The cargo ship had carried vital weapons, but that wasn’t its main value. “Dammit!” Andrea Watusi said, watching the tiny skiff crash through the purple foliage with a handheld magnifier. The craft caught the trees and tumbled. A fireball brewed up, climbing into the Vorchan sky, the rumble arrived a moment later. “We needed those weapons.”
Milo looked at her strong, ebony face. She was dressed in the same faded, ragged-looking purple sarape over pale orange blouse and purple cargo pants he and the rest of the crew wore. “It took a pretty shallow angle. Let’s check for survivors.”
“I don’t know, Milo,” she said, wary eyes still on the crash site. “First, they change the rendezvous at the last minute, now they go down in a fiery mess. Might be we should just leave them be. Might be this op is compromised.”
She made good points and Milo was the first to admit it didn’t look good, but…“Laser finder says it’s only four klicks out. It’ll take hours for the QRF to get here from Titus Plantation.” Titus Planation housed closest Xiang Corporate Security camp, but Mi
lo had arranged for a distraction to keep local forces busy, hoping to slow local response times.
Andie stepped close and put a concerned hand on his arm. “No one survived that crash. We both know that. That smoke is a beacon to every patrol, every Xiang trooper in the sector. I say we leave it.” There was a tender, pleading quality to her voice. “We’re doing great things here. We don’t need outsiders to win this war.”

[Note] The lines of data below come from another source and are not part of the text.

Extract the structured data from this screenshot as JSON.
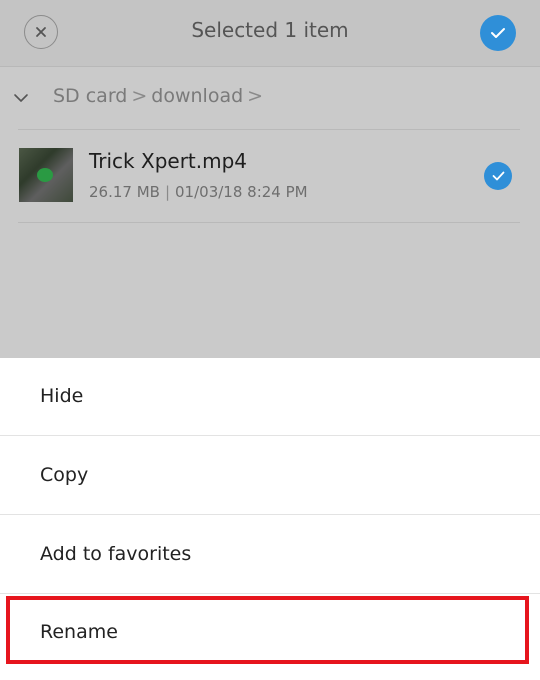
{
  "header": {
    "title": "Selected 1 item",
    "close_icon": "close-icon",
    "confirm_icon": "check-icon",
    "accent_color": "#2f8fd8"
  },
  "breadcrumb": {
    "toggle_icon": "chevron-down-icon",
    "items": [
      "SD card",
      "download"
    ],
    "separator": ">"
  },
  "file": {
    "name": "Trick Xpert.mp4",
    "size": "26.17 MB",
    "date": "01/03/18 8:24 PM",
    "meta_separator": "|",
    "selected": true
  },
  "menu": {
    "items": [
      {
        "label": "Hide"
      },
      {
        "label": "Copy"
      },
      {
        "label": "Add to favorites"
      },
      {
        "label": "Rename",
        "highlighted": true
      }
    ],
    "highlight_color": "#e6151d"
  }
}
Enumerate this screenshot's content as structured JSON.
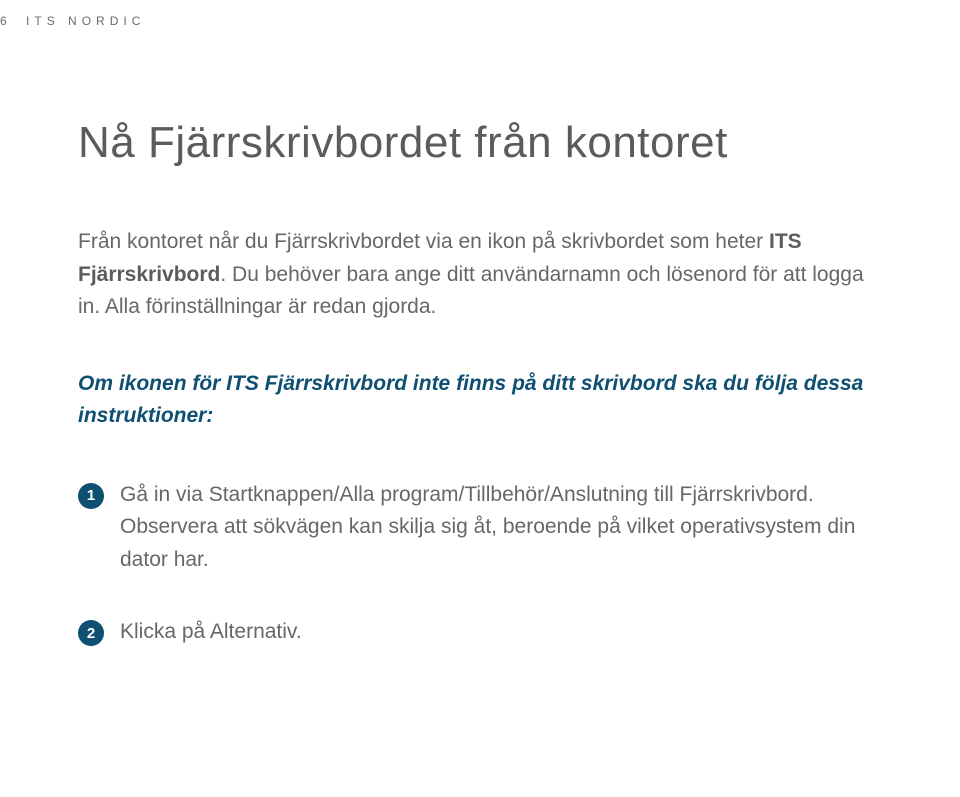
{
  "header": {
    "page_num": "6",
    "brand": "ITS NORDIC"
  },
  "title": "Nå Fjärrskrivbordet från kontoret",
  "intro": {
    "part1": "Från kontoret når du Fjärrskrivbordet via en ikon på skrivbordet som heter ",
    "bold": "ITS Fjärrskrivbord",
    "part2": ". Du behöver bara ange ditt användarnamn och lösenord för att logga in. Alla förinställningar är redan gjorda."
  },
  "subhead": "Om ikonen för ITS Fjärrskrivbord inte finns på ditt skrivbord ska du följa dessa instruktioner:",
  "steps": [
    {
      "num": "1",
      "text": "Gå in via Startknappen/Alla program/Tillbehör/Anslutning till Fjärrskrivbord. Observera att sökvägen kan skilja sig åt, beroende på vilket operativsystem din dator har."
    },
    {
      "num": "2",
      "text": "Klicka på Alternativ."
    }
  ]
}
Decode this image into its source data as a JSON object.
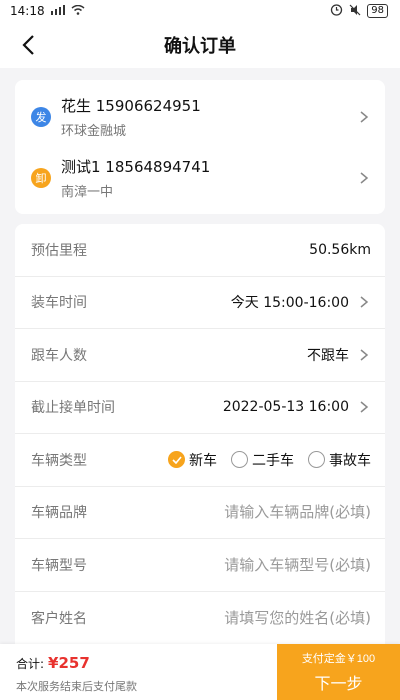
{
  "status": {
    "time": "14:18",
    "battery": "98"
  },
  "nav": {
    "title": "确认订单"
  },
  "addresses": [
    {
      "badge": "发",
      "color": "#3d86e6",
      "contact": "花生 15906624951",
      "place": "环球金融城"
    },
    {
      "badge": "卸",
      "color": "#f7a41d",
      "contact": "测试1 18564894741",
      "place": "南漳一中"
    }
  ],
  "form": {
    "mileage": {
      "label": "预估里程",
      "value": "50.56km"
    },
    "load_time": {
      "label": "装车时间",
      "value": "今天 15:00-16:00"
    },
    "riders": {
      "label": "跟车人数",
      "value": "不跟车"
    },
    "deadline": {
      "label": "截止接单时间",
      "value": "2022-05-13 16:00"
    },
    "vehicle_type": {
      "label": "车辆类型",
      "options": [
        "新车",
        "二手车",
        "事故车"
      ],
      "selected": "新车"
    },
    "brand": {
      "label": "车辆品牌",
      "placeholder": "请输入车辆品牌(必填)"
    },
    "model": {
      "label": "车辆型号",
      "placeholder": "请输入车辆型号(必填)"
    },
    "customer": {
      "label": "客户姓名",
      "placeholder": "请填写您的姓名(必填)"
    }
  },
  "footer": {
    "total_label": "合计:",
    "total_value": "¥257",
    "note": "本次服务结束后支付尾款",
    "button_sub": "支付定金￥100",
    "button_main": "下一步"
  },
  "colors": {
    "accent": "#f7a41d",
    "price": "#e8322e",
    "pickup_badge": "#3d86e6"
  }
}
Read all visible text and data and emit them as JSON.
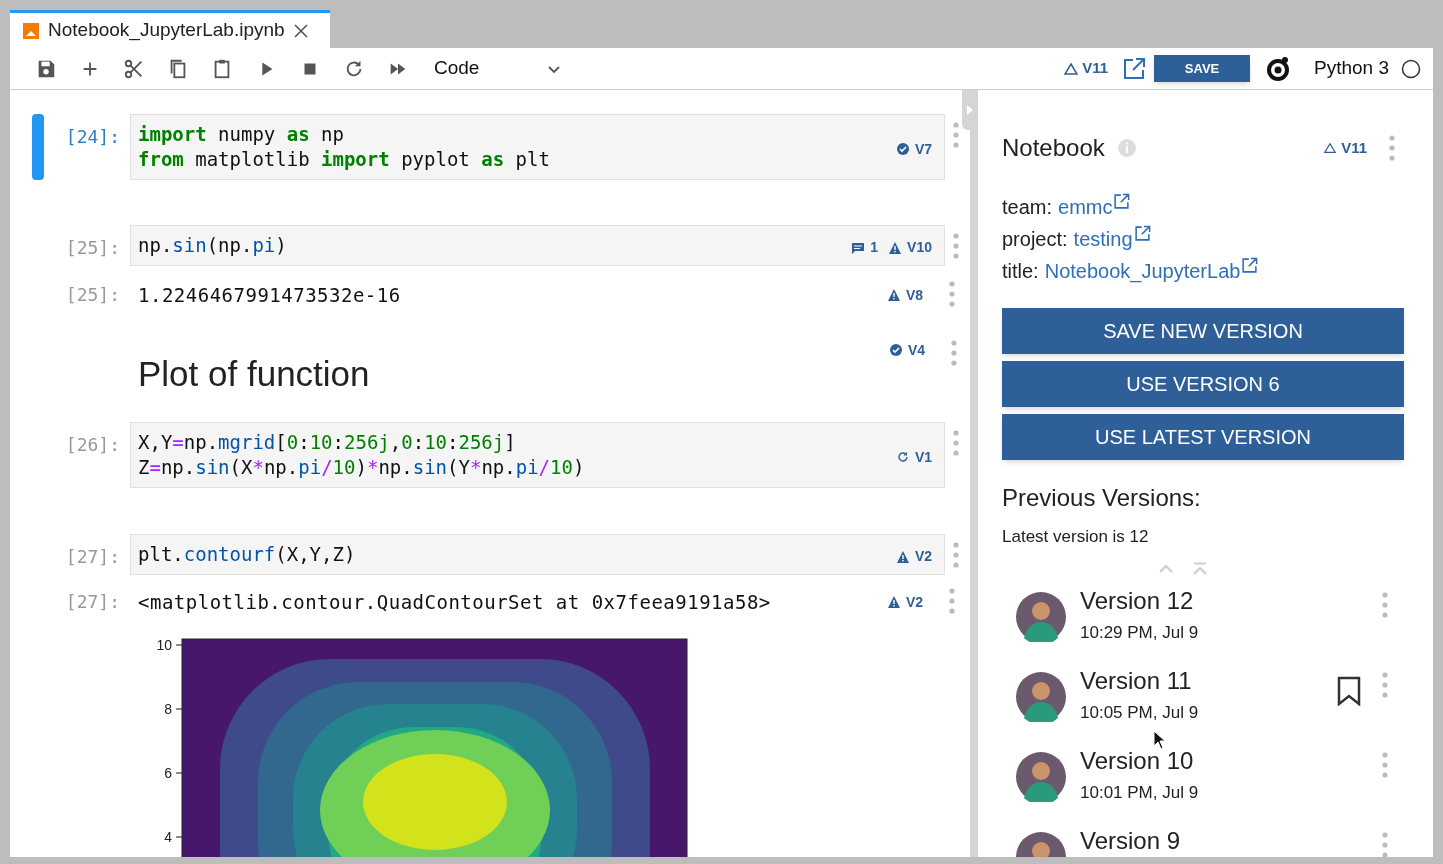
{
  "tab": {
    "title": "Notebook_JupyterLab.ipynb"
  },
  "toolbar": {
    "cell_type": "Code",
    "version": "V11",
    "save": "SAVE",
    "kernel": "Python 3"
  },
  "cells": [
    {
      "kind": "code",
      "prompt": "[24]:",
      "selected": true,
      "lines": [
        [
          {
            "kind": "keyword",
            "text": "import"
          },
          {
            "kind": "plain",
            "text": " numpy "
          },
          {
            "kind": "keyword",
            "text": "as"
          },
          {
            "kind": "plain",
            "text": " np"
          }
        ],
        [
          {
            "kind": "keyword",
            "text": "from"
          },
          {
            "kind": "plain",
            "text": " matplotlib "
          },
          {
            "kind": "keyword",
            "text": "import"
          },
          {
            "kind": "plain",
            "text": " pyplot "
          },
          {
            "kind": "keyword",
            "text": "as"
          },
          {
            "kind": "plain",
            "text": " plt"
          }
        ]
      ],
      "badges": [
        {
          "kind": "check",
          "text": "V7"
        }
      ]
    },
    {
      "kind": "code",
      "prompt": "[25]:",
      "selected": false,
      "lines": [
        [
          {
            "kind": "plain",
            "text": "np."
          },
          {
            "kind": "attr",
            "text": "sin"
          },
          {
            "kind": "plain",
            "text": "(np."
          },
          {
            "kind": "attr",
            "text": "pi"
          },
          {
            "kind": "plain",
            "text": ")"
          }
        ]
      ],
      "badges": [
        {
          "kind": "comment",
          "text": "1"
        },
        {
          "kind": "warn",
          "text": "V10"
        }
      ]
    },
    {
      "kind": "output",
      "prompt": "[25]:",
      "text": "1.2246467991473532e-16",
      "badges": [
        {
          "kind": "warn",
          "text": "V8"
        }
      ]
    },
    {
      "kind": "markdown",
      "text": "Plot of function",
      "badges": [
        {
          "kind": "check",
          "text": "V4"
        }
      ]
    },
    {
      "kind": "code",
      "prompt": "[26]:",
      "selected": false,
      "lines": [
        [
          {
            "kind": "plain",
            "text": "X,Y"
          },
          {
            "kind": "op",
            "text": "="
          },
          {
            "kind": "plain",
            "text": "np."
          },
          {
            "kind": "attr",
            "text": "mgrid"
          },
          {
            "kind": "plain",
            "text": "["
          },
          {
            "kind": "num",
            "text": "0"
          },
          {
            "kind": "plain",
            "text": ":"
          },
          {
            "kind": "num",
            "text": "10"
          },
          {
            "kind": "plain",
            "text": ":"
          },
          {
            "kind": "num",
            "text": "256j"
          },
          {
            "kind": "plain",
            "text": ","
          },
          {
            "kind": "num",
            "text": "0"
          },
          {
            "kind": "plain",
            "text": ":"
          },
          {
            "kind": "num",
            "text": "10"
          },
          {
            "kind": "plain",
            "text": ":"
          },
          {
            "kind": "num",
            "text": "256j"
          },
          {
            "kind": "plain",
            "text": "]"
          }
        ],
        [
          {
            "kind": "plain",
            "text": "Z"
          },
          {
            "kind": "op",
            "text": "="
          },
          {
            "kind": "plain",
            "text": "np."
          },
          {
            "kind": "attr",
            "text": "sin"
          },
          {
            "kind": "plain",
            "text": "(X"
          },
          {
            "kind": "op",
            "text": "*"
          },
          {
            "kind": "plain",
            "text": "np."
          },
          {
            "kind": "attr",
            "text": "pi"
          },
          {
            "kind": "op",
            "text": "/"
          },
          {
            "kind": "num",
            "text": "10"
          },
          {
            "kind": "plain",
            "text": ")"
          },
          {
            "kind": "op",
            "text": "*"
          },
          {
            "kind": "plain",
            "text": "np."
          },
          {
            "kind": "attr",
            "text": "sin"
          },
          {
            "kind": "plain",
            "text": "(Y"
          },
          {
            "kind": "op",
            "text": "*"
          },
          {
            "kind": "plain",
            "text": "np."
          },
          {
            "kind": "attr",
            "text": "pi"
          },
          {
            "kind": "op",
            "text": "/"
          },
          {
            "kind": "num",
            "text": "10"
          },
          {
            "kind": "plain",
            "text": ")"
          }
        ]
      ],
      "badges": [
        {
          "kind": "sync",
          "text": "V1"
        }
      ]
    },
    {
      "kind": "code",
      "prompt": "[27]:",
      "selected": false,
      "lines": [
        [
          {
            "kind": "plain",
            "text": "plt."
          },
          {
            "kind": "attr",
            "text": "contourf"
          },
          {
            "kind": "plain",
            "text": "(X,Y,Z)"
          }
        ]
      ],
      "badges": [
        {
          "kind": "warn",
          "text": "V2"
        }
      ]
    },
    {
      "kind": "output",
      "prompt": "[27]:",
      "text": "<matplotlib.contour.QuadContourSet at 0x7feea9191a58>",
      "badges": [
        {
          "kind": "warn",
          "text": "V2"
        }
      ]
    },
    {
      "kind": "plot",
      "yticks": [
        "10",
        "8",
        "6",
        "4"
      ]
    }
  ],
  "sidebar": {
    "title": "Notebook",
    "version": "V11",
    "meta": [
      {
        "label": "team:",
        "value": "emmc"
      },
      {
        "label": "project:",
        "value": "testing"
      },
      {
        "label": "title:",
        "value": "Notebook_JupyterLab"
      }
    ],
    "buttons": [
      "SAVE NEW VERSION",
      "USE VERSION 6",
      "USE LATEST VERSION"
    ],
    "previous_title": "Previous Versions:",
    "latest_note": "Latest version is 12",
    "versions": [
      {
        "title": "Version 12",
        "time": "10:29 PM, Jul 9",
        "bookmarked": false
      },
      {
        "title": "Version 11",
        "time": "10:05 PM, Jul 9",
        "bookmarked": true
      },
      {
        "title": "Version 10",
        "time": "10:01 PM, Jul 9",
        "bookmarked": false
      },
      {
        "title": "Version 9",
        "bookmarked": false
      }
    ]
  }
}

“Not again, Andie.” Milo looked at her and saw some of the old stirrings from the heady days when they shared both a bed and vision of what they were doing reflected in her eyes. But that was eighteen long months ago. “Can’t you see? We’re outgrowing the tiny grassroots rebellion we used to be.”
“We don’t have to. We have allies, right here. Allies we can join with and beat Xiang at their own game.”
Though the other cells could be called ‘potential allies’, they were, in practice, rivals, competing for the same limited resources of people and materiel. “I will not call Daljeet Virk master.” He started walking and called over his shoulder: “We have time, but not time to waste. Let’s go!” The twelve person squad moved through the purple, orange, and red jungle with the speed of experience, guided by the residual fires and billowing smoke. They drew close and the acrid smell of burnt ship tickled their noses. The crash site looked bad: the once long, sleek hull was battered and bashed. Its conic nose had been ripped off, the aft third, too. Scorch marks scored the deep green, beam-absorbing dorsal surface, especially at the flared wings where the vertical turbines were installed. Fire had brewed from the engines and it was a minor miracle the entire ship wasn’t turned into composite confetti.
“Pax?” He whispered across the jungle. Whispers were less dangerous than the squad radio when trying to be stealthy. A rose-faced girl with brown pigtails smiled out from under her broad-brimmed hat. He pointed up, and she drew a tube from her back. If someone flew in, they would get at least one of their ships. He pointed at two men to his left and another to his right and motioned to the wreckage. Andie and the rest of the squad would setup perimeter security.